5. Performance Evaluation and Programming Effort
End-to-end LLM inference over representative models (Qwen1.7B, Qwen8B, Llama1B, Llama8B), using 64-step decoding, demonstrates:
- 1.31× geometric-mean throughput vs. expert-tuned megakernel baselines
- Up to 1.68× speedup for particular batch sizes; up to 6.18× for uneven context distributions
- Dynamic LoRA serving achieves up to 3.47× faster makespan versus S-LoRA staging
On H100, GH200, RTX 6000 Pro:
- Mean GPU–SM utilization rises from ~70% (monolithic) to ~94% (VDCores)
- Memory bandwidth utilization is near-peak, except at pipeline startup/tail
Table summarizing measured metrics:
| Metric | Monolithic Baseline | VDCores |
|---|---|---|
| SM utilization | ~70% | ~94% |
| Decoding throughput (avg.) | – | +24% |
| Specialization effort (LoC) | ~2–6K (GPU code) | ~741 |
| Code reduction | – | ~90% |
Complete Llama1B/8B end-to-end inference is implemented in 6 reusable μ-ops and ~741 LoC with VDCores, compared to 8–14 monolithic tasks, 3–8 fused variants, and 2–6K LoC in baselines (He et al., 4 May 2026).
6. Limitations and Prospective Extensions
Current VDCores restrictions include:
- Limited dependency expressivity: Each memory μ-op can have at most one inter-memory μ-op edge and an optional local compute dependency; richer DAGs with broader fan-in/fan-out are not directly supported.
- Operational overheads on sub-KB μ-ops: The model is optimized for coarse-tile granularity (≥4 KB), with higher overhead at finer scales.

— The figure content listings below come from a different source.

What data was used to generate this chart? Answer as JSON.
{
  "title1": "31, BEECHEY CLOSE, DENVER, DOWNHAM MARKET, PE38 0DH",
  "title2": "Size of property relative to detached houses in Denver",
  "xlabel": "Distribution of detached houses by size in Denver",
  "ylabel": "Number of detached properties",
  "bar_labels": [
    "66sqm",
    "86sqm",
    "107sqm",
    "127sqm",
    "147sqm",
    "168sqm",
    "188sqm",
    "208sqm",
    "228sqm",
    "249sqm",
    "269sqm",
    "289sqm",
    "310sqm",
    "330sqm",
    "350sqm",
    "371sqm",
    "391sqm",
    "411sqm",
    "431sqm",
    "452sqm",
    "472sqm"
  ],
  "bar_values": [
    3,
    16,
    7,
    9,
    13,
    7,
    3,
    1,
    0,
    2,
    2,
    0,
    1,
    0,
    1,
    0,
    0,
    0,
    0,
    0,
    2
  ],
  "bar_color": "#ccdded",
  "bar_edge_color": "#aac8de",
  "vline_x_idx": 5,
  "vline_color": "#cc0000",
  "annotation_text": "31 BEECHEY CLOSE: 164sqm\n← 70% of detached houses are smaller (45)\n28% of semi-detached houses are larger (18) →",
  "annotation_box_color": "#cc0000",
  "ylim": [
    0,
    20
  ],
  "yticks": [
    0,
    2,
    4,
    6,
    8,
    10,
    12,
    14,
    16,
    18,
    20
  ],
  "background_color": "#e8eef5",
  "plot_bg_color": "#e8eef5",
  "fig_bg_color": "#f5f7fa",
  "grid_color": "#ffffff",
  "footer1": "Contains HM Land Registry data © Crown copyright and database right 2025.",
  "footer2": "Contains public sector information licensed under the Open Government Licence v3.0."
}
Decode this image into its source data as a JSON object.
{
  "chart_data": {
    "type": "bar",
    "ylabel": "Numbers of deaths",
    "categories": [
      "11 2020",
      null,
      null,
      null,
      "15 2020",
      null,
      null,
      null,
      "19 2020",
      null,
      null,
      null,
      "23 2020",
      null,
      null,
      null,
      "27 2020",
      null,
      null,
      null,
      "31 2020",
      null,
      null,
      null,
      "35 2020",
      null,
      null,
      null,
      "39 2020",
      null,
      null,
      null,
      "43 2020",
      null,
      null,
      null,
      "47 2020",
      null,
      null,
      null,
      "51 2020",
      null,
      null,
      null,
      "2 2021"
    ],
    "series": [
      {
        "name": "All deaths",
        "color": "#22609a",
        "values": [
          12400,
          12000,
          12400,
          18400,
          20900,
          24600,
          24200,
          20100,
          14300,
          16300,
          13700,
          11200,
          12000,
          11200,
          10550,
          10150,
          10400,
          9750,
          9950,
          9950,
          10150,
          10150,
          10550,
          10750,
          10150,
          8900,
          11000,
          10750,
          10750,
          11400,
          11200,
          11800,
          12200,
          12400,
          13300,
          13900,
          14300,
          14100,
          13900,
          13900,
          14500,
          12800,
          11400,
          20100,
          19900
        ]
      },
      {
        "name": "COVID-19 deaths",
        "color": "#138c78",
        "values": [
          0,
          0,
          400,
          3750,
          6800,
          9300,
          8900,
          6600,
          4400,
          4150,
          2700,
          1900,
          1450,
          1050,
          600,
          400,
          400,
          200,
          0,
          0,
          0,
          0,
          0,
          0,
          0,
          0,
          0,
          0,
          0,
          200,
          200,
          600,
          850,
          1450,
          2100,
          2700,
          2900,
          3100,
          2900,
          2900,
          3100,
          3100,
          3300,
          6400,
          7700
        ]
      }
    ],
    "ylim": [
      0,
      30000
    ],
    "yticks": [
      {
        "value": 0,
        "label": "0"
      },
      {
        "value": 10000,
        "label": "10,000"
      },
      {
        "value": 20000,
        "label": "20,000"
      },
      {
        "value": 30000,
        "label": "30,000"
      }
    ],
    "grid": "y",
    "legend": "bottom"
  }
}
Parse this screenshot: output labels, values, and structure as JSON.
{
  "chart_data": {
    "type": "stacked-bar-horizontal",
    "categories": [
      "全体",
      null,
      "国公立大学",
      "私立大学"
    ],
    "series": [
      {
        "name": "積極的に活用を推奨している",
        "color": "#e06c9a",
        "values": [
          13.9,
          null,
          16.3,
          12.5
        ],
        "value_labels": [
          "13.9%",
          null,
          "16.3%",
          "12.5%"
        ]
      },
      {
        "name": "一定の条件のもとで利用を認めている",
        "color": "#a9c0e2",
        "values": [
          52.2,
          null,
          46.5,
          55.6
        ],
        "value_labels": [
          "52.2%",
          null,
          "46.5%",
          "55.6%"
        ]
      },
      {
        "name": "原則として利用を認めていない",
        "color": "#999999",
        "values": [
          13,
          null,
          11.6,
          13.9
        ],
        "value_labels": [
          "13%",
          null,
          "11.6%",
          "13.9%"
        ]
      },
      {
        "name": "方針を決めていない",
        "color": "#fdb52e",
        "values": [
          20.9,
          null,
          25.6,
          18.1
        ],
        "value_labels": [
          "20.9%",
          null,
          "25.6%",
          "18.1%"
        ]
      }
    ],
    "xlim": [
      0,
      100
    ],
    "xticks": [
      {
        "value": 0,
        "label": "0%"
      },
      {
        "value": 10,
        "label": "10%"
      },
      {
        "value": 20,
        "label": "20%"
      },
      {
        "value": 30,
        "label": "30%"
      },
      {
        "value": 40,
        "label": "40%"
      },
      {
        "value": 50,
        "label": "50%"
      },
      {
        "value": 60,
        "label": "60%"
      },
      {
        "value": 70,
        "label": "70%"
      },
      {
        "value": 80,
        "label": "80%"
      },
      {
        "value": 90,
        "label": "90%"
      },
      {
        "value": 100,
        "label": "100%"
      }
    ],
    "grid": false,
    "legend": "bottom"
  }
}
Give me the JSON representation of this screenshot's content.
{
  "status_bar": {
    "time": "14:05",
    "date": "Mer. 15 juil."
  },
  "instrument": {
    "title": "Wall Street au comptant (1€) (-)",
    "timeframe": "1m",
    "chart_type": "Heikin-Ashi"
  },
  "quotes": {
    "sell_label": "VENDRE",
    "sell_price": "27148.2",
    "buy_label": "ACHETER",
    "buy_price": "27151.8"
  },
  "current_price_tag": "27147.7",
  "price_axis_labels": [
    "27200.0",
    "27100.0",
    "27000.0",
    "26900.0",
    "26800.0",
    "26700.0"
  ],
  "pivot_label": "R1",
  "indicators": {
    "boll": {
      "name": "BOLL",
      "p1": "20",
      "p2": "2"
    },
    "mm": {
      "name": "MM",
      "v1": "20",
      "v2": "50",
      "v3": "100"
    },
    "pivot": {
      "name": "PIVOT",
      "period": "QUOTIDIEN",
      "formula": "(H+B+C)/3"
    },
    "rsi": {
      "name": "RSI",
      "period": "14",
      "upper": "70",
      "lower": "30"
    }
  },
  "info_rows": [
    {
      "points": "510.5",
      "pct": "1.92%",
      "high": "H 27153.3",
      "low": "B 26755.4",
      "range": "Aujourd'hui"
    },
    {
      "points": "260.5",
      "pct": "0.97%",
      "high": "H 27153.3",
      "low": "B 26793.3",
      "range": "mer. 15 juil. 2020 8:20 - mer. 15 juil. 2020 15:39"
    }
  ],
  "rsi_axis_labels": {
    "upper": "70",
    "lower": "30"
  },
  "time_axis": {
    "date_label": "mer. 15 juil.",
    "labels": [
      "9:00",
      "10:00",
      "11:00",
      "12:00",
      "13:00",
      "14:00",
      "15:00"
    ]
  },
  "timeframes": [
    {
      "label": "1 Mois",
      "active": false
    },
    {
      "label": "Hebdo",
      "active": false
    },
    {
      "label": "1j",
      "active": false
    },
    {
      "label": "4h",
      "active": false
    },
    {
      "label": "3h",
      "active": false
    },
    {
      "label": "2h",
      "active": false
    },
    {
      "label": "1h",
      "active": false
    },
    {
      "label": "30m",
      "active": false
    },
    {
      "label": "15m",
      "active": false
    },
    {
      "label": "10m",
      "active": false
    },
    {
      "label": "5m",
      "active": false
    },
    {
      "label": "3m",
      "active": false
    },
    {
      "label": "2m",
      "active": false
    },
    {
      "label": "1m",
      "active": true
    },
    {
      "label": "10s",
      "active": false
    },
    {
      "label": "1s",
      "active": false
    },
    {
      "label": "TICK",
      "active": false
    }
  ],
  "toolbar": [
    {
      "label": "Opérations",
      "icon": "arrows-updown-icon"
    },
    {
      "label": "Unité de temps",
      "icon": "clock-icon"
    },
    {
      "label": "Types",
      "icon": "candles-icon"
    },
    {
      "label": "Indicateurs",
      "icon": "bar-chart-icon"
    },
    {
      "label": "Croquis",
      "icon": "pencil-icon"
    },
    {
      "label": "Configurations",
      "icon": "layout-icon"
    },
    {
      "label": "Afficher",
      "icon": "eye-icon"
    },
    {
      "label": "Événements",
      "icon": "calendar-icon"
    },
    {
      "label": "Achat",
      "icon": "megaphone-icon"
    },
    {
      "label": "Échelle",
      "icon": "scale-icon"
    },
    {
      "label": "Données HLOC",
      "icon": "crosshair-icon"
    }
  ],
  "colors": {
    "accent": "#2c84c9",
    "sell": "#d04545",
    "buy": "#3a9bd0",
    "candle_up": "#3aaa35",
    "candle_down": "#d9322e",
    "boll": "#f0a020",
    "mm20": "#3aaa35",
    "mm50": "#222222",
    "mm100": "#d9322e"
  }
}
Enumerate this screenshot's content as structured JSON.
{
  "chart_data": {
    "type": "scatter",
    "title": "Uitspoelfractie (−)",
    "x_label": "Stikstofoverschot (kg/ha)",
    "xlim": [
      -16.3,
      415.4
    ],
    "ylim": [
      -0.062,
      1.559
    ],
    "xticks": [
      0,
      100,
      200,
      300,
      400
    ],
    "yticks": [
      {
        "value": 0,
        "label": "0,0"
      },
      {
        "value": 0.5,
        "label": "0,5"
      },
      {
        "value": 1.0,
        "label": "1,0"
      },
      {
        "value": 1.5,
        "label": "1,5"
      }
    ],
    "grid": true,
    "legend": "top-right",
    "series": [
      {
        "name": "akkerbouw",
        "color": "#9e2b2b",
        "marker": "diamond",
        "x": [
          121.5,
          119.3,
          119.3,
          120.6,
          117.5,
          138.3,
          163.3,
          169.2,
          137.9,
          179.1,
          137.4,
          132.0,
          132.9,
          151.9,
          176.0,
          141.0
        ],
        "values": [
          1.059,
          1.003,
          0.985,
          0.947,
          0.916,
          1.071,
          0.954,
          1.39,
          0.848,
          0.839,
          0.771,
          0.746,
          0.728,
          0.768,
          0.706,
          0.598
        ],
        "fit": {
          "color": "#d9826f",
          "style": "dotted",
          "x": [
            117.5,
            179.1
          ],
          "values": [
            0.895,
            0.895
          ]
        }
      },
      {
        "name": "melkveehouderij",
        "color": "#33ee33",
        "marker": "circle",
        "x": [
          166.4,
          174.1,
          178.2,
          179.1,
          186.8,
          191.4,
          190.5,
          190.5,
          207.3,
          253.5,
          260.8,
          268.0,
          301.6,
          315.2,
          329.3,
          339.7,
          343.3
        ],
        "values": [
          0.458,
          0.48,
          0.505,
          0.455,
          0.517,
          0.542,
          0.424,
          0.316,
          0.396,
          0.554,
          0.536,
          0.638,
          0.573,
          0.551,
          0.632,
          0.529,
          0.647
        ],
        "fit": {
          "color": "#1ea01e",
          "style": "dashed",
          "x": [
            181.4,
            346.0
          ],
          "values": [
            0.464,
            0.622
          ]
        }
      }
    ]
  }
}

Proposed future directions:
- Virtual-core expansion: Supporting future asynchronous hardware (e.g., inter-SM TMA, Blackwell ML cores)
- Compiler integration: Direct μ-op and dependency emission from tensor-IR compilers, eliminating fused kernel generation
- Multi-GPU/disaggregated execution: Abstracting PCIe/TMA and NVLink transfers as memory μ-ops on new VMCs
These extensions suggest applicability across next-generation GPU architectures and broader accelerator fabrics (He et al., 4 May 2026).